What large language models are to systems like ChatGPT, world models are to the virtual world simulators needed to train robots. Therefore, world models are a type of generative AI tool capable of producing 3D environments and simulating virtual worlds. Just like ChatGPT is built with an intuitive chat interface, world-model interfaces might allow more people, even those without technical game developer skillsets, to build 3D virtual worlds. They could also help robots better understand, plan, and navigate their surroundings.

To be clear, most early world models including those announced by Nvidia generate spatial training data in a video format. There are, however, already models capable of producing fully immersive scenes as well. One tool made by a startup called Odyssey, uses gaussian splatting to create scenes which can be loaded into 3D software tools like Unreal Engine and Blender. Another startup, Decart, demoed their world model as a playable version of a game similar to Minecraft. DeepMind has similarly gone the video game route.

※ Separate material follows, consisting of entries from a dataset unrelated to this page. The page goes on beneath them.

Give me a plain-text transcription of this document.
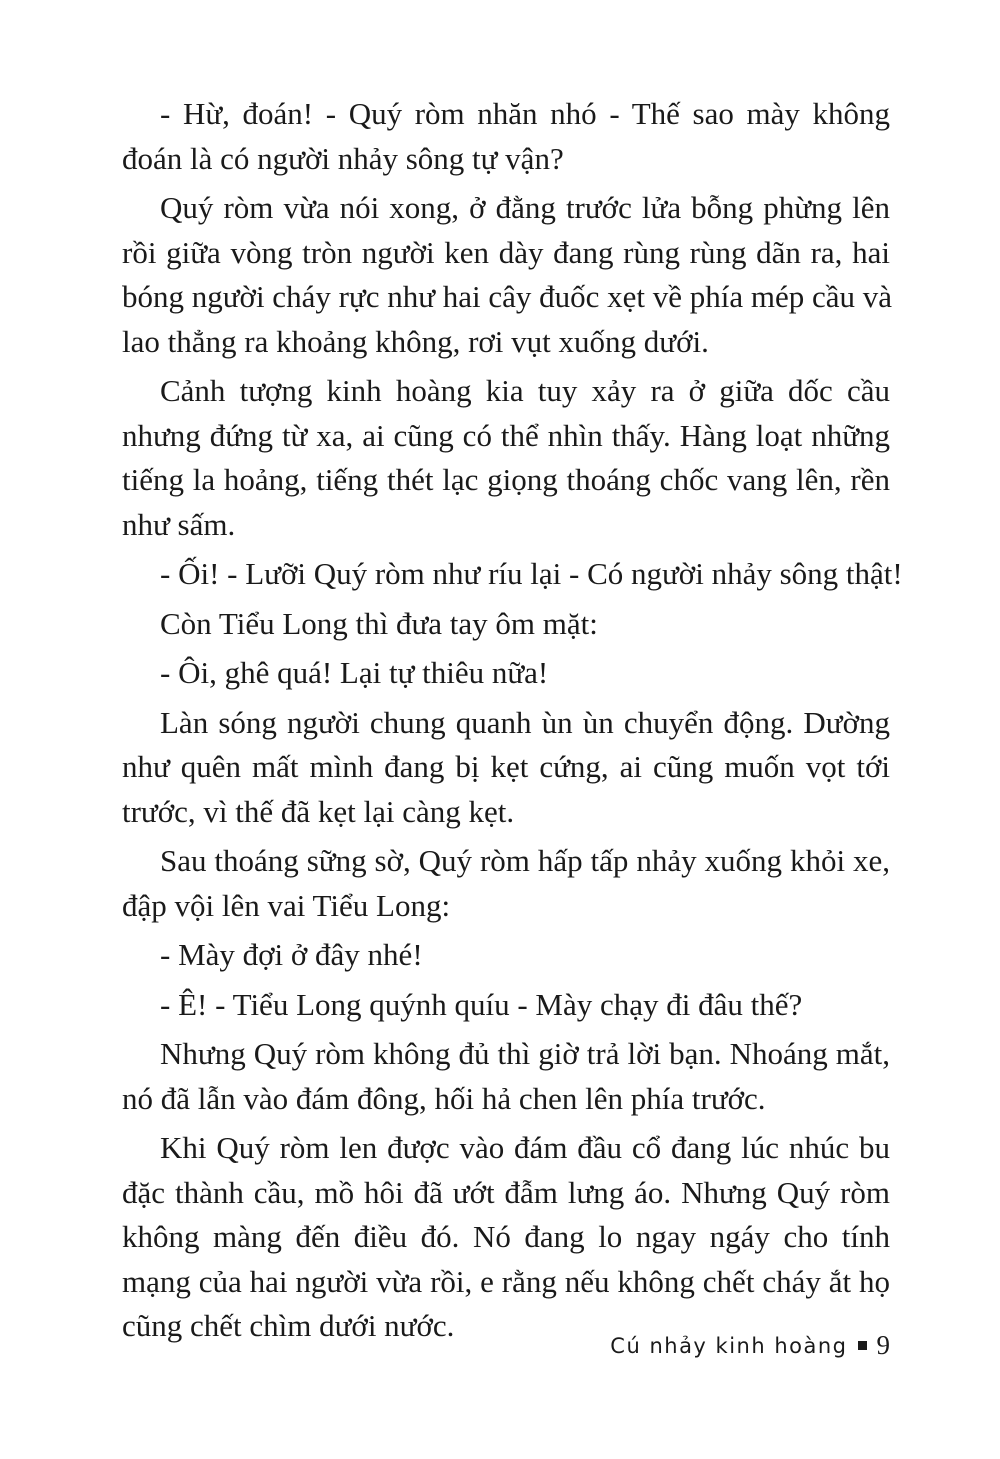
- Hừ, đoán! - Quý ròm nhăn nhó - Thế sao mày không
đoán là có người nhảy sông tự vận?
Quý ròm vừa nói xong, ở đằng trước lửa bỗng phừng lên
rồi giữa vòng tròn người ken dày đang rùng rùng dãn ra, hai
bóng người cháy rực như hai cây đuốc xẹt về phía mép cầu và
lao thẳng ra khoảng không, rơi vụt xuống dưới.
Cảnh tượng kinh hoàng kia tuy xảy ra ở giữa dốc cầu
nhưng đứng từ xa, ai cũng có thể nhìn thấy. Hàng loạt những
tiếng la hoảng, tiếng thét lạc giọng thoáng chốc vang lên, rền
như sấm.
- Ối! - Lưỡi Quý ròm như ríu lại - Có người nhảy sông thật!
Còn Tiểu Long thì đưa tay ôm mặt:
- Ôi, ghê quá! Lại tự thiêu nữa!
Làn sóng người chung quanh ùn ùn chuyển động. Dường
như quên mất mình đang bị kẹt cứng, ai cũng muốn vọt tới
trước, vì thế đã kẹt lại càng kẹt.
Sau thoáng sững sờ, Quý ròm hấp tấp nhảy xuống khỏi xe,
đập vội lên vai Tiểu Long:
- Mày đợi ở đây nhé!
- Ê! - Tiểu Long quýnh quíu - Mày chạy đi đâu thế?
Nhưng Quý ròm không đủ thì giờ trả lời bạn. Nhoáng mắt,
nó đã lẫn vào đám đông, hối hả chen lên phía trước.
Khi Quý ròm len được vào đám đầu cổ đang lúc nhúc bu
đặc thành cầu, mồ hôi đã ướt đẫm lưng áo. Nhưng Quý ròm
không màng đến điều đó. Nó đang lo ngay ngáy cho tính
mạng của hai người vừa rồi, e rằng nếu không chết cháy ắt họ
cũng chết chìm dưới nước.
Cú nhảy kinh hoàng 9
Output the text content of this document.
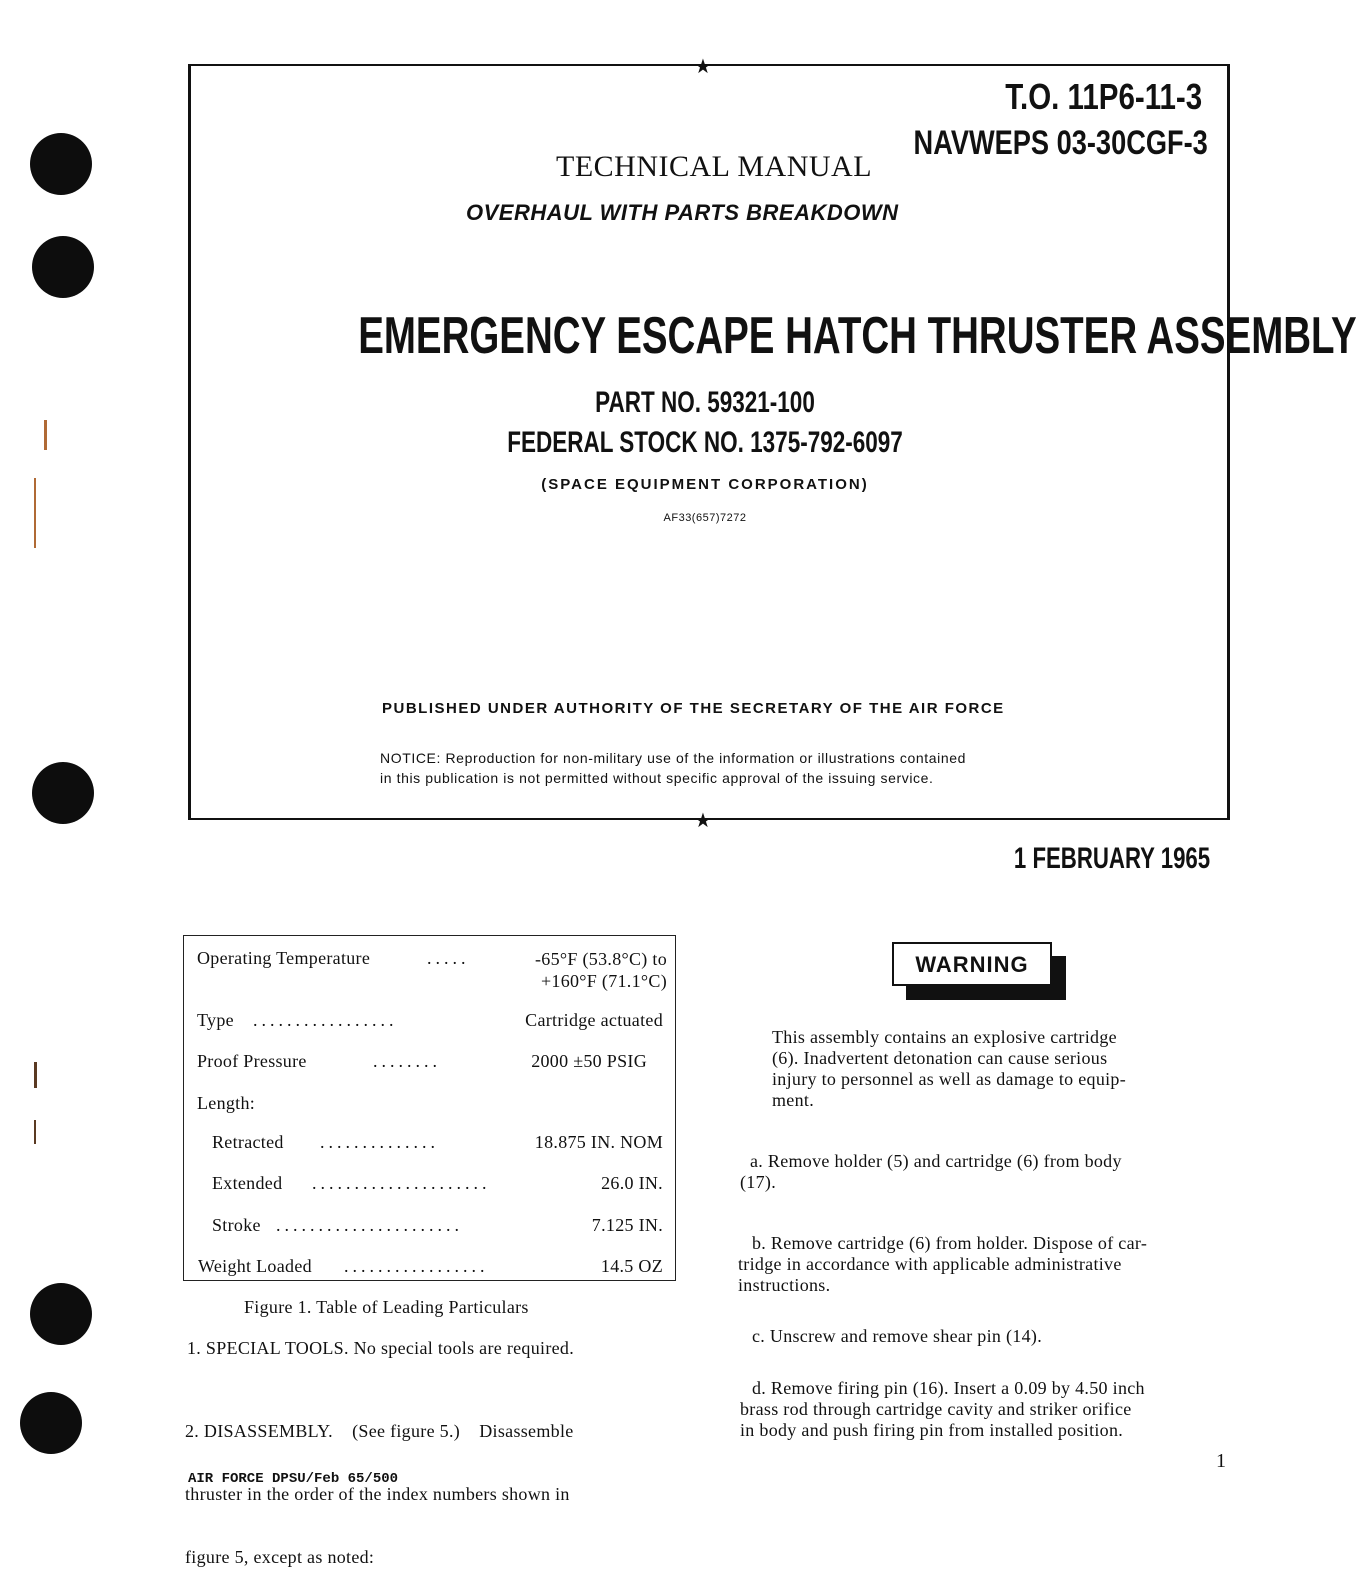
★
★
T.O. 11P6-11-3
NAVWEPS 03-30CGF-3
TECHNICAL MANUAL
OVERHAUL WITH PARTS BREAKDOWN
EMERGENCY ESCAPE HATCH THRUSTER ASSEMBLY
PART NO. 59321-100
FEDERAL STOCK NO. 1375-792-6097
(SPACE EQUIPMENT CORPORATION)
AF33(657)7272
PUBLISHED UNDER AUTHORITY OF THE SECRETARY OF THE AIR FORCE
NOTICE: Reproduction for non-military use of the information or illustrations contained
in this publication is not permitted without specific approval of the issuing service.
1 FEBRUARY 1965
Operating Temperature	.....	-65°F (53.8°C) to
+160°F (71.1°C)
Type .................	Cartridge actuated
Proof Pressure	........	2000 ±50 PSIG
Length:
Retracted ..............	18.875 IN. NOM
Extended .....................	26.0 IN.
Stroke ......................	7.125 IN.
Weight Loaded .................	14.5 OZ
Figure 1. Table of Leading Particulars
1. SPECIAL TOOLS. No special tools are required.

2. DISASSEMBLY.    (See figure 5.)    Disassemble

thruster in the order of the index numbers shown in

figure 5, except as noted:

WARNING
This assembly contains an explosive cartridge
(6). Inadvertent detonation can cause serious
injury to personnel as well as damage to equip-
ment.
a. Remove holder (5) and cartridge (6) from body
(17).
b. Remove cartridge (6) from holder. Dispose of car-
tridge in accordance with applicable administrative
instructions.
c. Unscrew and remove shear pin (14).
d. Remove firing pin (16). Insert a 0.09 by 4.50 inch
brass rod through cartridge cavity and striker orifice
in body and push firing pin from installed position.
AIR FORCE DPSU/Feb 65/500
1
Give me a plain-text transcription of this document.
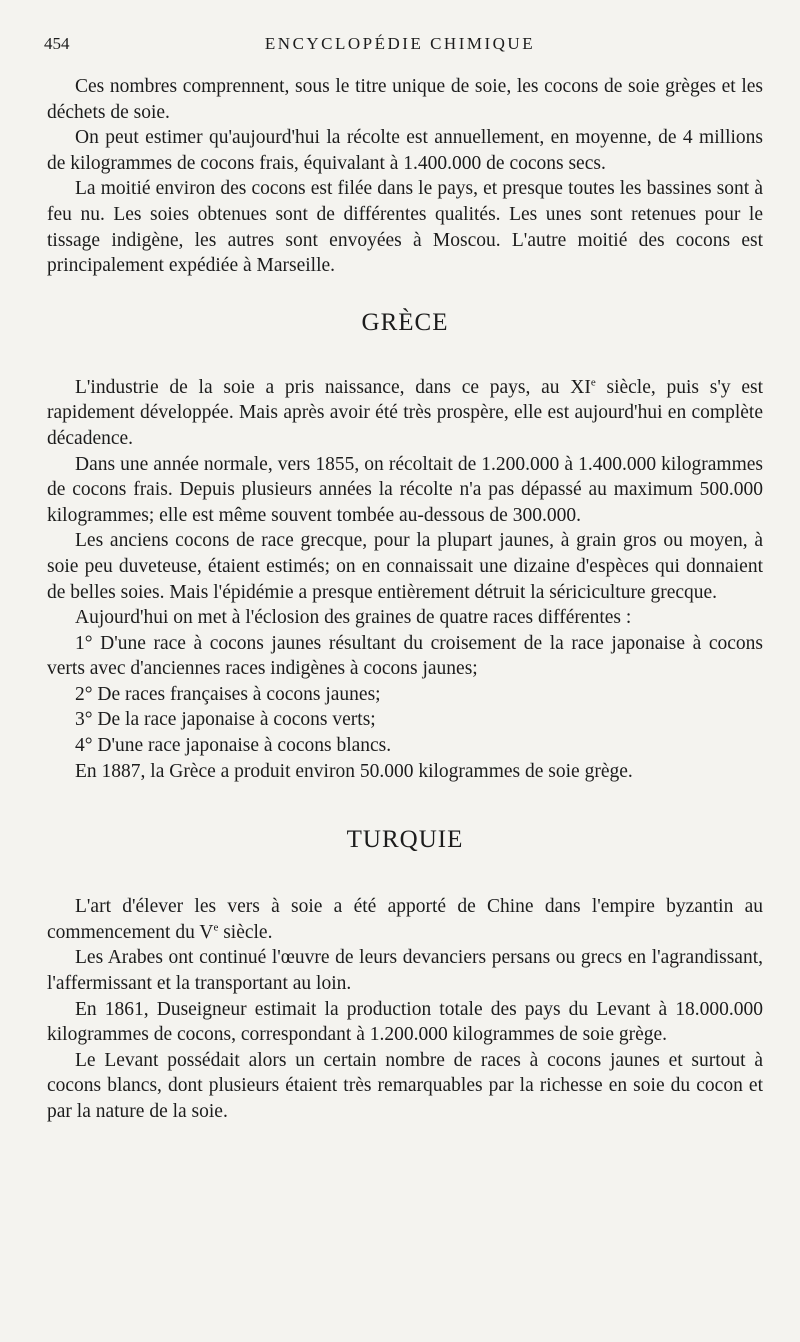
454	ENCYCLOPÉDIE CHIMIQUE

Ces nombres comprennent, sous le titre unique de soie, les cocons de soie grèges et les déchets de soie.

On peut estimer qu'aujourd'hui la récolte est annuellement, en moyenne, de 4 millions de kilogrammes de cocons frais, équivalant à 1.400.000 de cocons secs.

La moitié environ des cocons est filée dans le pays, et presque toutes les bassines sont à feu nu. Les soies obtenues sont de différentes qualités. Les unes sont retenues pour le tissage indigène, les autres sont envoyées à Moscou. L'autre moitié des cocons est principalement expédiée à Marseille.

GRÈCE

L'industrie de la soie a pris naissance, dans ce pays, au XIe siècle, puis s'y est rapidement développée. Mais après avoir été très prospère, elle est aujourd'hui en complète décadence.

Dans une année normale, vers 1855, on récoltait de 1.200.000 à 1.400.000 kilogrammes de cocons frais. Depuis plusieurs années la récolte n'a pas dépassé au maximum 500.000 kilogrammes; elle est même souvent tombée au-dessous de 300.000.

Les anciens cocons de race grecque, pour la plupart jaunes, à grain gros ou moyen, à soie peu duveteuse, étaient estimés; on en connaissait une dizaine d'espèces qui donnaient de belles soies. Mais l'épidémie a presque entièrement détruit la sériciculture grecque.

Aujourd'hui on met à l'éclosion des graines de quatre races différentes :

1° D'une race à cocons jaunes résultant du croisement de la race japonaise à cocons verts avec d'anciennes races indigènes à cocons jaunes;

2° De races françaises à cocons jaunes;

3° De la race japonaise à cocons verts;

4° D'une race japonaise à cocons blancs.

En 1887, la Grèce a produit environ 50.000 kilogrammes de soie grège.

TURQUIE

L'art d'élever les vers à soie a été apporté de Chine dans l'empire byzantin au commencement du Ve siècle.

Les Arabes ont continué l'œuvre de leurs devanciers persans ou grecs en l'agrandissant, l'affermissant et la transportant au loin.

En 1861, Duseigneur estimait la production totale des pays du Levant à 18.000.000 kilogrammes de cocons, correspondant à 1.200.000 kilogrammes de soie grège.

Le Levant possédait alors un certain nombre de races à cocons jaunes et surtout à cocons blancs, dont plusieurs étaient très remarquables par la richesse en soie du cocon et par la nature de la soie.
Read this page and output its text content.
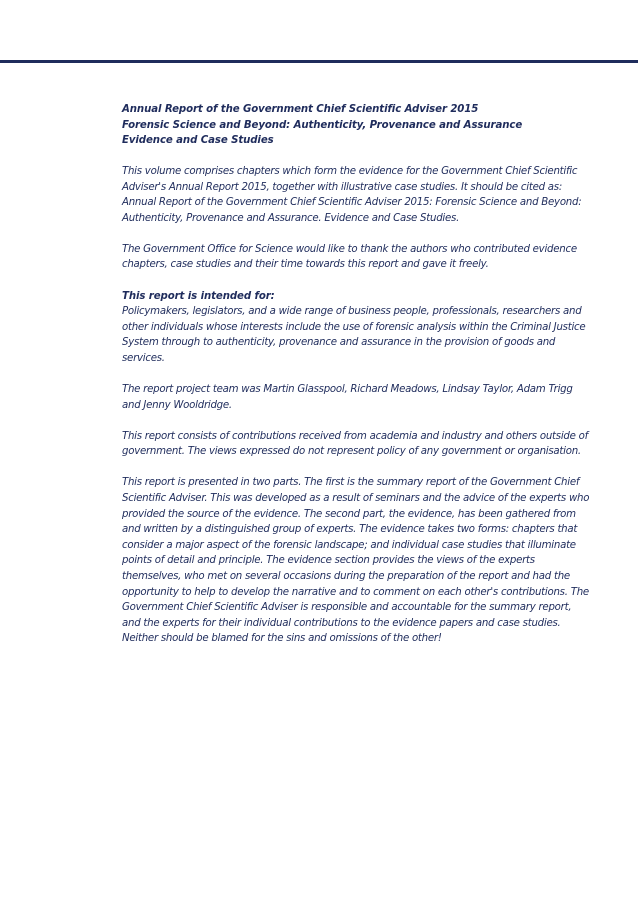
Annual Report of the Government Chief Scientific Adviser 2015
Forensic Science and Beyond: Authenticity, Provenance and Assurance
Evidence and Case Studies
This volume comprises chapters which form the evidence for the Government Chief Scientific Adviser's Annual Report 2015, together with illustrative case studies. It should be cited as:
Annual Report of the Government Chief Scientific Adviser 2015: Forensic Science and Beyond: Authenticity, Provenance and Assurance. Evidence and Case Studies.

The Government Office for Science would like to thank the authors who contributed evidence chapters, case studies and their time towards this report and gave it freely.

This report is intended for:
Policymakers, legislators, and a wide range of business people, professionals, researchers and other individuals whose interests include the use of forensic analysis within the Criminal Justice System through to authenticity, provenance and assurance in the provision of goods and services.

The report project team was Martin Glasspool, Richard Meadows, Lindsay Taylor, Adam Trigg and Jenny Wooldridge.

This report consists of contributions received from academia and industry and others outside of government. The views expressed do not represent policy of any government or organisation.

This report is presented in two parts. The first is the summary report of the Government Chief Scientific Adviser. This was developed as a result of seminars and the advice of the experts who provided the source of the evidence. The second part, the evidence, has been gathered from and written by a distinguished group of experts. The evidence takes two forms: chapters that consider a major aspect of the forensic landscape; and individual case studies that illuminate points of detail and principle. The evidence section provides the views of the experts themselves, who met on several occasions during the preparation of the report and had the opportunity to help to develop the narrative and to comment on each other's contributions. The Government Chief Scientific Adviser is responsible and accountable for the summary report, and the experts for their individual contributions to the evidence papers and case studies. Neither should be blamed for the sins and omissions of the other!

All this reflects the potential for changes in the way computer graphics work at a foundational level. In 2023, Huang predicted that in the future, “every single pixel will be generated, not rendered but generated.” He’s recently taken a more nuanced view by saying that traditional rendering systems aren’t likely to fully disappear. It’s clear, however, that generative AI predicting which pixels to show may soon encroach on the work that game engines do today.

The implications for robotics are potentially huge.

Nvidia is now working hard to establish the branding label “physical AI” as a term for the intelligent systems that will power warehouse AMRs, inventory drones, humanoid robots, autonomous vehicles, farmer-less tractors, delivery robots, and more. To give these systems the ability to perform their work effectively in the real world, especially in environments with humans, they must train in physically accurate simulations. World models could potentially produce synthetic training scenarios of any variety imaginable.